The “Elusive Big Idea”: the problem is not a lack of ideas, but a lack of interest

In a New York Times op-ed, Neal Gabler argues that “big ideas” have been supplanted by an abundance of information. He writes, “In the past, we collected information not simply to know things. That was only the beginning. We also collected information to convert it into something larger than facts and ultimately more useful — into ideas that made sense of the information. We sought not just to apprehend the world but to truly comprehend it, which is the primary function of ideas. Great ideas explain the world and one another to us.” Now, “We just don’t care as much about ideas as [our forebears] did.” Over the last decade, says Gabler, information has become competition for ideas: “We are inundated with so much information that we wouldn’t have time to process it even if we wanted to, and most of us don’t want to.” We are preoccupied with an endless supply of inconsequential information, with being connected and “in the loop”, and conceptual ideas suffer.

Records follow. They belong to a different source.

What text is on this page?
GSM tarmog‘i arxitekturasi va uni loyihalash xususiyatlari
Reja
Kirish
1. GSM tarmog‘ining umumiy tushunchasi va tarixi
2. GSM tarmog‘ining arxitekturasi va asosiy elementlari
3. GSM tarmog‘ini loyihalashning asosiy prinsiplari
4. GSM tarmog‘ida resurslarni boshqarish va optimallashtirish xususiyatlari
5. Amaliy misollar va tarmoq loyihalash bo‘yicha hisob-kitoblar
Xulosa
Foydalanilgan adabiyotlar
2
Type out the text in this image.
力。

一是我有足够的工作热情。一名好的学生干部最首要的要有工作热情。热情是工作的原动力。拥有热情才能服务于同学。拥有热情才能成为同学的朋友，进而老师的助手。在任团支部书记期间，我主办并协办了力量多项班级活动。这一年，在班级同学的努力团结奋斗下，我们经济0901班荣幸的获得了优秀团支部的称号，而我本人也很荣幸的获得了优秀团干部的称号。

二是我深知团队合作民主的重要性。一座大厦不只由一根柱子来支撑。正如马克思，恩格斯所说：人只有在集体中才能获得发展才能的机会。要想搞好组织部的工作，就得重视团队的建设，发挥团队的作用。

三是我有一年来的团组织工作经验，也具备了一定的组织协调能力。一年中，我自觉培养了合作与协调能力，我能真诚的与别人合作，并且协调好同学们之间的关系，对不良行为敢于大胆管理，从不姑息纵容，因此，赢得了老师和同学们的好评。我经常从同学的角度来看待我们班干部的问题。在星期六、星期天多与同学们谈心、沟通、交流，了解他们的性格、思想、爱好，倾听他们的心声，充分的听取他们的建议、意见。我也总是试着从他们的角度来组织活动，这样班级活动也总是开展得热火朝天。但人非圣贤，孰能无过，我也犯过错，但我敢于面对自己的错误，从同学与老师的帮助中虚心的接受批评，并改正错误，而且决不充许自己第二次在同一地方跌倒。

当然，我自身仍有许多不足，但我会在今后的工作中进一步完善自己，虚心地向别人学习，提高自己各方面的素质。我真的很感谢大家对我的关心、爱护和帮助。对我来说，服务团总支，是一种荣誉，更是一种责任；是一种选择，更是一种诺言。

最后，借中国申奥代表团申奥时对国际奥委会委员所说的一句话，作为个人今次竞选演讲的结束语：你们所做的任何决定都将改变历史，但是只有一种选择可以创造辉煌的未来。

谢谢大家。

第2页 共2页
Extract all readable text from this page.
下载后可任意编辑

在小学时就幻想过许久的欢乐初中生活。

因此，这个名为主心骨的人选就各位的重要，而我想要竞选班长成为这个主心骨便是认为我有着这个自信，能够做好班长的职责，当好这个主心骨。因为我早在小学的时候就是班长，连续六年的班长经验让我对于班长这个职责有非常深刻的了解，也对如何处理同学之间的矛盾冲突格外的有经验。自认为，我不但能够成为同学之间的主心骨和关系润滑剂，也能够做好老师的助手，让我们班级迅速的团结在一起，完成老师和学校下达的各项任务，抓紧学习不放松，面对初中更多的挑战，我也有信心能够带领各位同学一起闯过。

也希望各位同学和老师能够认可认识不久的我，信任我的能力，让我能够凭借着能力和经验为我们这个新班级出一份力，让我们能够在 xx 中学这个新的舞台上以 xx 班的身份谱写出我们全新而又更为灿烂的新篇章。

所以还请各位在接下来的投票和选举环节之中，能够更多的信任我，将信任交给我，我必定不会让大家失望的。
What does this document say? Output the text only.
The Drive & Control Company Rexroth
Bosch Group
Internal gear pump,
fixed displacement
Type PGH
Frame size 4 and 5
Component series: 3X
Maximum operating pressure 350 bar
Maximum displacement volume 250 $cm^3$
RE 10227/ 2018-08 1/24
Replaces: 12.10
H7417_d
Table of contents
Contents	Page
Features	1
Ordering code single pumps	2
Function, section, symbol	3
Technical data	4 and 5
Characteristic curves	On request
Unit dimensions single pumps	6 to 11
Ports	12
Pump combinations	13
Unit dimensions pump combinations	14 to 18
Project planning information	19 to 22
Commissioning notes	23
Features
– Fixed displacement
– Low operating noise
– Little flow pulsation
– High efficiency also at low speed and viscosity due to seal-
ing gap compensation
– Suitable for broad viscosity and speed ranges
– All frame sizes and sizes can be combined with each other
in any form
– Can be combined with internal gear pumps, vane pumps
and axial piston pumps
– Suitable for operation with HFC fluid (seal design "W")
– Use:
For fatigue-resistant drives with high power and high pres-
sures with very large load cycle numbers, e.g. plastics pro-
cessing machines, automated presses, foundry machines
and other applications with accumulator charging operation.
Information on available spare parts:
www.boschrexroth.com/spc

Gabler says we are in an “increasingly post-idea world — a world in which big, thought-provoking ideas that can’t instantly be monetized are of so little intrinsic value that fewer people are generating them and fewer outlets are disseminating them,” with “thinking that is no longer done, regardless of the style.” This is the argument he distinctly presents, which I would disagree with, but the underlying argument seems to be more about us being distracted and uninterested in conceptual thinking and big ideas, not about their disappearance.

His observations are mostly accurate:

  • “There is the eclipse of the public intellectual in the general media by the pundit who substitutes outrageousness for thoughtfulness, and the concomitant decline of the essay in general-interest magazines. And there is the rise of an increasingly visual culture, especially among the young — a form in which ideas are more difficult to express.”
  • “We live in the much vaunted Age of Information. Courtesy of the Internet, we seem to have immediate access to anything that anyone could ever want to know. We are certainly the most informed generation in history, at least quantitatively.”
  • “It is certainly no accident that the post-idea world has sprung up alongside the social networking world. Even though there are sites and blogs dedicated to ideas, Twitter, Facebook, Myspace, Flickr, etc., the most popular sites on the Web, are basically information exchanges, designed to feed the insatiable information hunger, though this is hardly the kind of information that generates ideas. It is largely useless except insofar as it makes the possessor of the information feel, well, informed.” (this is only true for a certain subset of the use of these sites. There is also plenty of idea generating and sharing going on)
  • “All thinkers are victims of information glut, and the ideas of today’s thinkers are also victims of that glut.”
  • “Entrepreneurs have plenty of ideas, and some, like Steven P. Jobs of Apple, have come up with some brilliant ideas in the “inventional” sense of the word. Still, while these ideas may change the way we live, they rarely transform the way we think. They are material, not ideational.”
  • “We have become information narcissists, so uninterested in anything outside ourselves and our friendship circles or in any tidbit we cannot share with those friends that if a Marx or a Nietzsche were suddenly to appear, blasting his ideas, no one would pay the slightest attention, certainly not the general media, which have learned to service our narcissism.”

But, as I said, they all point to a culture that is distracted and uninterested, not to a lack of ideas. I would say there are more ideas, but more spread out and hidden, and most of the increase in ideas has happened in the realm of little ideas, material ideas, practical ideas. The generation of big ideas has not decreased, they’ve just been buried by information, distractions, and little ideas.

And not only are big ideas less apparent, but people’s apathy towards them is more pronounced. Such disinterest was never as visible as it is now, with social networking and the tools for anyone to broadcast anything to the world. On top of that, information and endless distractions have never been so available and invasive.

But again, that many people are too distracted to be intrigued by big ideas does not mean that they no longer exist.

Perhaps another issue is not the lack of ideas, but a lack of execution. “History is littered with inventors who had ‘great’ ideas but kept them quiet and then poorly executed them”, says Seth Godin, “And history is lit up with do-ers who took ideas that were floating around in the ether and actually made something happen.” Perhaps the balance is shifting away from “do-ers.” The explosion of startups would initially seem to point away from this conclusion. But most startups are focused on specific problems, or innovating in already established areas. Less tackle the kind of “big ideas” that Gabler says are missing.

I don’t believe that big ideas no longer exist as they used to, only that they are no longer treated with the same interest and determination. This seems to be the argument Gabler is getting at, overshadowed by a less accurate — even distracting — focus on a decline in big ideas. What we need is more attention and recognition on the big ideas that already exist. Change needs to come not in the realm of big ideas and big thinkers, but from everyone not paying attention — and not thinking.